Optical nearshore wave gauging with deep neural networks

Daniel Buscombe, Northern Arizona University, Geoscience Division, School of Earth and Sustainability, Flagstaff, AZ, United States, Shawn R Harrison, U.S. Naval Research Laboratory, Stennis Space Center, MS, United States and Jonathan A Warrick, U.S. Geological Survey, Santa Cruz, CA, United States
Video or static imagery from close-range camera systems have previously been used to measure coastal hydrodynamics, including wave period, direction, and celerity; breaking wave location and intensity; wave dissipation; alongshore currents; rip currents; and wave runup. However, techniques are not always robust to noise, and they don’t always transfer/scale well between sites. Further, we know of no reliable technique for estimating wave height from a single image. Stereo imaging can achieve this using two or more images, but the procedure is computationally intensive to estimate height from each image, sensitive to image noise, and requires information about camera geometry to scale and relate the observations to geographical position.

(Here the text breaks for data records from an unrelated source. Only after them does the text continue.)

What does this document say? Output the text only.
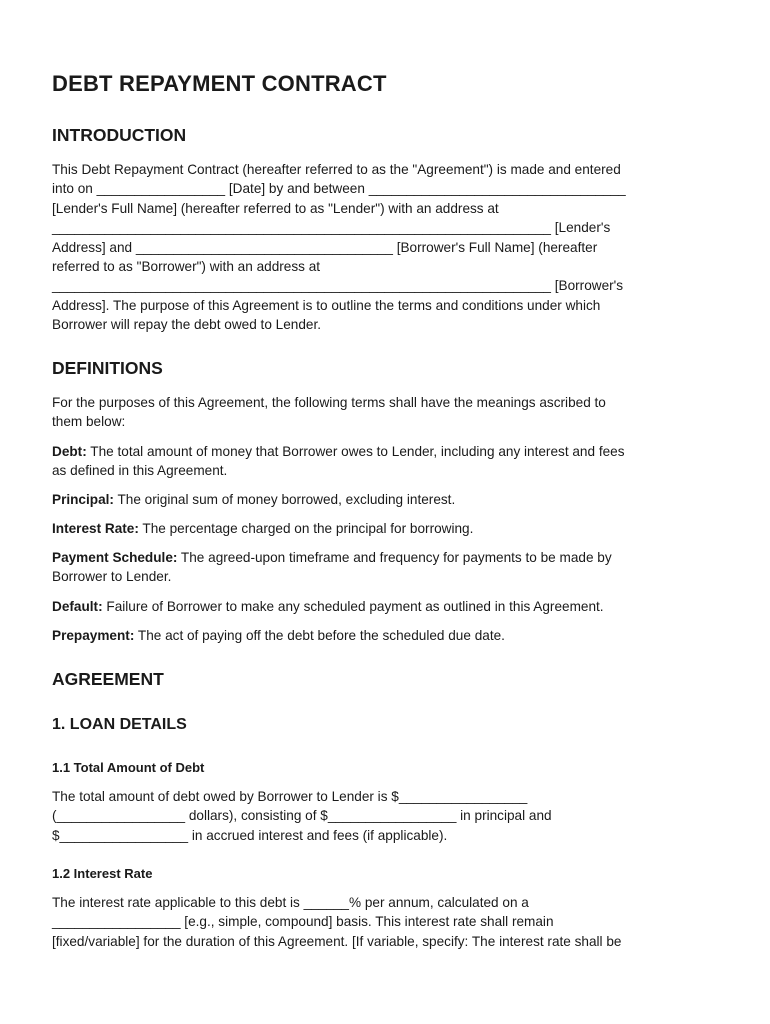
DEBT REPAYMENT CONTRACT
INTRODUCTION

This Debt Repayment Contract (hereafter referred to as the "Agreement") is made and entered
into on _________________ [Date] by and between __________________________________
[Lender's Full Name] (hereafter referred to as "Lender") with an address at
__________________________________________________________________ [Lender's
Address] and __________________________________ [Borrower's Full Name] (hereafter
referred to as "Borrower") with an address at
__________________________________________________________________ [Borrower's
Address]. The purpose of this Agreement is to outline the terms and conditions under which
Borrower will repay the debt owed to Lender.

DEFINITIONS

For the purposes of this Agreement, the following terms shall have the meanings ascribed to
them below:

Debt: The total amount of money that Borrower owes to Lender, including any interest and fees
as defined in this Agreement.

Principal: The original sum of money borrowed, excluding interest.

Interest Rate: The percentage charged on the principal for borrowing.

Payment Schedule: The agreed-upon timeframe and frequency for payments to be made by
Borrower to Lender.

Default: Failure of Borrower to make any scheduled payment as outlined in this Agreement.

Prepayment: The act of paying off the debt before the scheduled due date.

AGREEMENT
1. LOAN DETAILS
1.1 Total Amount of Debt

The total amount of debt owed by Borrower to Lender is $_________________
(_________________ dollars), consisting of $_________________ in principal and
$_________________ in accrued interest and fees (if applicable).

1.2 Interest Rate

The interest rate applicable to this debt is ______% per annum, calculated on a
_________________ [e.g., simple, compound] basis. This interest rate shall remain
[fixed/variable] for the duration of this Agreement. [If variable, specify: The interest rate shall be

We describe a new technique called 'optical wave gauging' or OWG that is designed to be configurable for estimating various quantities of nearshore waves, from single or multiple images taken at arbitrary viewpoints, with no information about camera geometry or image coordinate transformations required. OWG is currently designed for basic monitoring of coastal hydrodynamic quantities such as wave height, period, direction, tidal elevation, etc.

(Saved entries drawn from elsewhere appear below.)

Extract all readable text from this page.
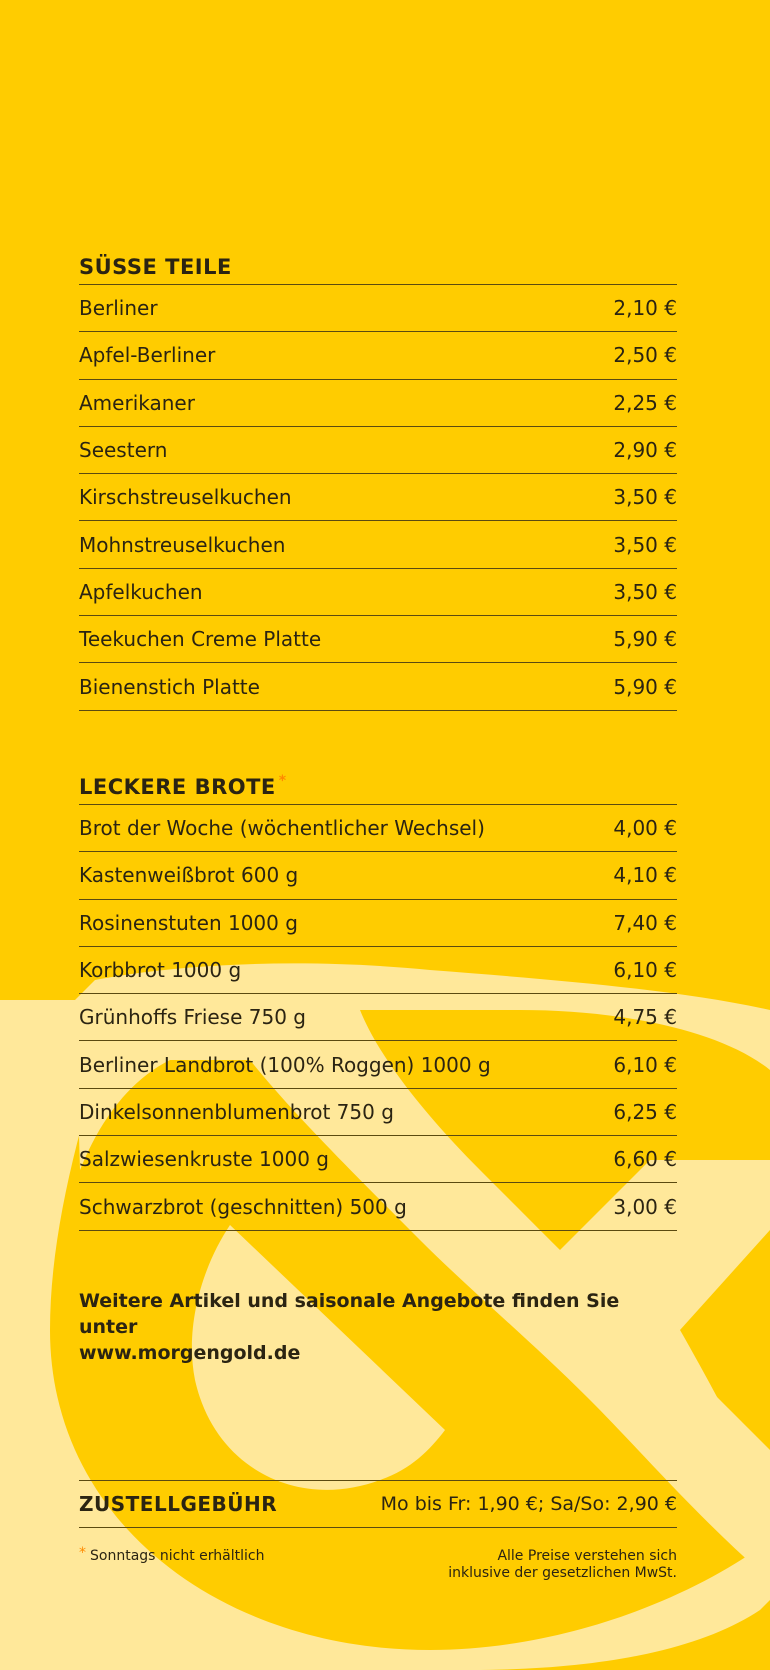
SÜSSE TEILE
Berliner	2,10 €
Apfel-Berliner	2,50 €
Amerikaner	2,25 €
Seestern	2,90 €
Kirschstreuselkuchen	3,50 €
Mohnstreuselkuchen	3,50 €
Apfelkuchen	3,50 €
Teekuchen Creme Platte	5,90 €
Bienenstich Platte	5,90 €
LECKERE BROTE *
Brot der Woche (wöchentlicher Wechsel)	4,00 €
Kastenweißbrot 600 g	4,10 €
Rosinenstuten 1000 g	7,40 €
Korbbrot 1000 g	6,10 €
Grünhoffs Friese 750 g	4,75 €
Berliner Landbrot (100% Roggen) 1000 g	6,10 €
Dinkelsonnenblumenbrot 750 g	6,25 €
Salzwiesenkruste 1000 g	6,60 €
Schwarzbrot (geschnitten) 500 g	3,00 €
Weitere Artikel und saisonale Angebote finden Sie unter
www.morgengold.de
ZUSTELLGEBÜHR	Mo bis Fr: 1,90 €; Sa/So: 2,90 €
* Sonntags nicht erhältlich	Alle Preise verstehen sich
inklusive der gesetzlichen MwSt.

OWG is a model framework based on deep convolutional neural networks that can be purposed differently for each task; single image-single output (such as wave height or period); multiple images-single outputs; or multiple images-multiple outputs. We demonstrate the OWG model framework by configuring it to estimate time-series of various wave height and period quantities from a two year time-series of static images from one or two cameras from a USGS coastal video monitoring system at Sunset State Beach, California, USA. We examine model and model training sensitivities and discuss requirements for adapting the technique for operational nearshore wave monitoring from cameras alone. Finally, we discuss the feasibility of ‘real-time’ monitoring using single-board computers in the field.